Die Erfurter Richter stellten zudem klar, dass die vertragliche Regelung auch nicht gegen EU-Recht verstößt. Der Europäische Gerichtshof hat die Regel aufgestellt, dass Ansprüche auf bezahlten Jahresurlaub grundsätzlich nicht erlöschen können. Hiervon dürfen die Mitgliedstaaten ausnahmsweise abweichen, wenn das durch besondere Umstände gerechtfertigt ist.
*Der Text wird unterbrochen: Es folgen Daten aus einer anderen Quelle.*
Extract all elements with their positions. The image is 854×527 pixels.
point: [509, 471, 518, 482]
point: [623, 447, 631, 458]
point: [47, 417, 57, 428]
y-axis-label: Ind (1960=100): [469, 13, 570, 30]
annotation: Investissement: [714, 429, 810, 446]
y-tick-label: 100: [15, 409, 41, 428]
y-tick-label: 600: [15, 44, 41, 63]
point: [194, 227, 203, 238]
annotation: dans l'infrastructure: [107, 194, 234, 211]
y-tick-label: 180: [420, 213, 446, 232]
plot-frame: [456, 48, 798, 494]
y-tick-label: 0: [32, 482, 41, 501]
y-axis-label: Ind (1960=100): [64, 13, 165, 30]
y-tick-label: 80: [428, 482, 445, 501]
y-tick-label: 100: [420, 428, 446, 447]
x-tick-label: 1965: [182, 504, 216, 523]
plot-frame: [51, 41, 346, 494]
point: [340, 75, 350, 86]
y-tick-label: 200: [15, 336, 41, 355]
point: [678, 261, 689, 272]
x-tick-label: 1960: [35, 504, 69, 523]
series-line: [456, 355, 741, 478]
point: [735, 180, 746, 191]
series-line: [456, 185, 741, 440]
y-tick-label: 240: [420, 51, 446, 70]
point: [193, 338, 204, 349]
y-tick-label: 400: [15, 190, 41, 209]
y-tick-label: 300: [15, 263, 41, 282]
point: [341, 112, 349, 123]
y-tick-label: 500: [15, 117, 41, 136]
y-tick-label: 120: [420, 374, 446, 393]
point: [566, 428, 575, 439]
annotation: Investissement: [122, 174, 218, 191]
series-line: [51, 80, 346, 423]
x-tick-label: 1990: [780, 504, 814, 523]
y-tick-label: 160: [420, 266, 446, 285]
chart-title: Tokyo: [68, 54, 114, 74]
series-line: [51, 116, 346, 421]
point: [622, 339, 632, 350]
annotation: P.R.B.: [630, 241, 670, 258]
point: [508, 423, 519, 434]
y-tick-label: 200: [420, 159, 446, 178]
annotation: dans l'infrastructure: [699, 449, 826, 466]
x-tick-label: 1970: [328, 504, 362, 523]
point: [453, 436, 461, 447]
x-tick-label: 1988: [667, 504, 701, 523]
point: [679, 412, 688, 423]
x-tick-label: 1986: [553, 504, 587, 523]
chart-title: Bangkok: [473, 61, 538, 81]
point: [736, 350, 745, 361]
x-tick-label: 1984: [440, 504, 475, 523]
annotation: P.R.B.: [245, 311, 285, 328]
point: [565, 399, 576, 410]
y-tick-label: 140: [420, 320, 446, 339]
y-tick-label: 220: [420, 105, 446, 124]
Solche besonderen Umstände liegen auch in einer Kumulation von Urlaubsansprüchen aus mehreren Jahren aufgrund einer Langzeiterkrankung.
Deshalb kann man § 7 Abs. 3 des deutschen Bundesurlaubsgesetzes (BUrlG) so interpretieren, dass der Anspruch auf den gesetzlichen Mindesturlaub, den der Arbeitnehmer wegen Krankheit nicht bis zum Ende des Urlaubsjahres nehmen konnte, bei fortdauernder Arbeitsunfähigkeit zwar unter besonderen Umständen mit Ablauf des 31. März des zweiten Folgejahres untergeht. Es bleibt aber möglich, für den Arbeitnehmer günstigere individual- oder kollektivrechtliche Regelungen zu treffen, wie im Fall der klagenden Pflegekraft geschehen. Ihr sprachen die Erfurter Richter daher die Abgeltung all ihre noch offenen Mindesturlaubstage zu.
Praxishinweis: Urlaubsverfallsregelungen nur nach genauer Prüfung
Das BAG hat in seinem Urteil betont, dass der 15-monatige Übertragungszeitraum, welcher aus der Rechtsprechung des Europäischen Gerichtshofes resultiert, zwar grundsätzlich eine unionsrechtskonforme Grenze für den Verfall von Urlaubsansprüchen setzt, diese vertraglich aber zugunsten des Arbeitnehmers verlängert oder ganz ausgeschlossen werden kann. Entscheidend ist der objektive Sinn einer transparenten und eindeutigen arbeitsvertraglichen Klausel.
Das Urteil verdeutlicht, dass Arbeitgeber bei der Gestaltung von Arbeitsverträgen genau prüfen sollten, ob und wie Urlaubsverfallregelungen formuliert werden. Enthalten Verträge eine ausdrückliche Vereinbarung, die den Verfall bei Langzeiterkrankung ausschließt, bleibt der Urlaubsanspruch des Arbeitnehmers bestehen; und damit, wenn er das Unternehmen verlässt, auch sein Abgeltungsanspruch – unabhängig von Arbeitsvertragsrichtlinien oder allgemeinen Gesetzesauslegungen.